Amelia Elias, a mother of three who lives in one of the sites, knows the problems firsthand. Before Idai, she and her family rented a house in Beira with furniture and a television and they were saving to buy their own place. She had a business and her husband also worked.
“Life was good before the cyclone,” said the 26-year-old. “Life here in the settlement is difficult because we can’t work, we have no means to live.”
Memories of what happened are still fresh.
Jose remembers how it began, with a radio announcement warning residents about the cyclone. Rain fell and the wind blew stronger than he had ever seen, but he said people were skeptical because they had survived cyclones before.

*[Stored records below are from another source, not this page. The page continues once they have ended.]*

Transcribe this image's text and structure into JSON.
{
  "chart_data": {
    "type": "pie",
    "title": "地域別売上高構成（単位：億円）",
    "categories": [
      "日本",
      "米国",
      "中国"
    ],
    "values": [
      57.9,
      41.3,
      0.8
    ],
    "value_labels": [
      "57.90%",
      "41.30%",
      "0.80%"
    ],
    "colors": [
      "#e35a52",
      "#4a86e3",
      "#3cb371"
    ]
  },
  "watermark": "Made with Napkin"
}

“If the cyclone comes back again I will try to run.”
“I was at home when it started at around 7 pm. It got worse and worse,” he said. Then, he added, “water was coming fast from the sea. Roofing sheets were blown from houses.”
Jose grabbed his family and joined others running from the storm, seeking higher ground. They spent the night at a school before being transferred to the Samora Machel accommodation centre where they received hot food and shelter.
Jose is happy that his family is safe, but faces a dilemma as he stitches his nets a few meters from the ocean.
“Living conditions in Mutua are very difficult. Being here by the sea is where I can manage to get something for my children,” he said. “I am scared. If the cyclone comes back again, I will try to run.”